The Nigeria Law Reform Commission ought to be into the reform with both feet. It, however, has its own headaches. Tucked inside the ministry of health building in Abuja, the commission has been a flotsam among government agencies since 1979. And any administration that cares much about the rule of law won’t ignore such commission—or make it so cash-starved its chairmen are always groaning. About N424 million was allocated to the NLRC for 2015, which is 1.6 percent of the N4 billion appropriated in 2013 for the Office of the First Lady, unconstitutional as it is. Cash crunch isn’t all. Kefas Magaji, the head of the commission, also told a newspaper in July their reform proposals get short shrift in the National Assembly. With all these excuses, the commission has cause to blame somebody else for its hibernation. In its 34 years of activities, the NLRC can boast of rehashing eight mouldy laws at the federal level.

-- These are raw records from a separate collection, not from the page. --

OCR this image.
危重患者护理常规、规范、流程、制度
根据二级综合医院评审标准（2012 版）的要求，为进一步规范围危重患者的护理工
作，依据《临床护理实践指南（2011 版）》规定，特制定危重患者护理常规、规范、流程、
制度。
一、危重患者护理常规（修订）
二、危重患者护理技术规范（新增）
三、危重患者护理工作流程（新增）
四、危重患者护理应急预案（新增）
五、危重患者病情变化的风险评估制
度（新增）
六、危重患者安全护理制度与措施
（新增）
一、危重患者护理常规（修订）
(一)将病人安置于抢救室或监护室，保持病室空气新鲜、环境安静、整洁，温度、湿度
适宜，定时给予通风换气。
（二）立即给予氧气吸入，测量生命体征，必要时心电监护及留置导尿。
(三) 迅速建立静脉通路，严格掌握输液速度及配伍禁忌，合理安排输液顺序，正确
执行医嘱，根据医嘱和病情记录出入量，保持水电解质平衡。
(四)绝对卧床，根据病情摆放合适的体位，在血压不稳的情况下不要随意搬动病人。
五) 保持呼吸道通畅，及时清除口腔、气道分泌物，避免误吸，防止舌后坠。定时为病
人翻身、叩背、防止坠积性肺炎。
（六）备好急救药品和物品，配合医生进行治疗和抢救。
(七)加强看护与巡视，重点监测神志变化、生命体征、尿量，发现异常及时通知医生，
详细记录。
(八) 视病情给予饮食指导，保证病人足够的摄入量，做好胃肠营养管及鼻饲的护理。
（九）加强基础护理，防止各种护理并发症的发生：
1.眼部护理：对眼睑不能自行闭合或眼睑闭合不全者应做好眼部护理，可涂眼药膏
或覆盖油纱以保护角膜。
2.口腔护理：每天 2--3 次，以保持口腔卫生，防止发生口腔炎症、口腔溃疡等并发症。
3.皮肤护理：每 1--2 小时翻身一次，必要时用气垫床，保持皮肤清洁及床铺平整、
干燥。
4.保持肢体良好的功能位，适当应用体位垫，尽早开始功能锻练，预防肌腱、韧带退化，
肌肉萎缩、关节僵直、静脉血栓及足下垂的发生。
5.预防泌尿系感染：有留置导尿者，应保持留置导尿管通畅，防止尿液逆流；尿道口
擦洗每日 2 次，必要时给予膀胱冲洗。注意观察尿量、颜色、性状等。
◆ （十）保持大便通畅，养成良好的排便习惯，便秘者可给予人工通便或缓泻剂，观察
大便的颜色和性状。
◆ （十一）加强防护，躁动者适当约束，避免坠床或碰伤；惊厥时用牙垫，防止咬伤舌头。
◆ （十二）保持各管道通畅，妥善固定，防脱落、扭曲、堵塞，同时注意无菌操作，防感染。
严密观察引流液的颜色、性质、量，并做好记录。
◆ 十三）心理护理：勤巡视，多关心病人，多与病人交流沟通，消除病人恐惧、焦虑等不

The state commissions are just about the same. Lagos, where fireman Ogundimu died in a well and an honourable blamed it on the backwardness of the state fire law, has its own reform commission. It was established in 2007, but inaugurated five years later by ex-Gov. Babatunde Fashola. The National Daily enquiry (by electronic mail) to the commission on the fire law was neither acknowledged nor answered. But the office of the attorney-general of Lagos has some records. Former AG Ade Ipaye reeled out a long list of innovations in the state’s justice system during a press briefing in 2013. In the first year of operation, said Ipaye, the commission developed a comprehensive Sentencing Guidelines Bill to provide statutory framework for sentencing of offenders in Lagos State. It was working on two 54-year-oldContract Law and Tort Law, and a 57-year-old Sale of Goods Law.
Probably the fire law isn’t on the card now. More people could still roast to death as the 43-year-old law guides fire service in Lagos.
But the crude fire service won’t be the only arsenal for weapons of mass destruction either in Lagos or elsewhere in Nigeria. Courts administered by old-fashioned milords will also have some. “An ignorant judge is no better than a mass murderer,” Musdapher said, catching in his dragnet Sharia court judges and magistrates. “In his ignorance, he would have committed so many blunders that even the pains of appeal could not rectify.” And, naturally, there’s little hope for any democracy riddled with such howlers in the temple of justice.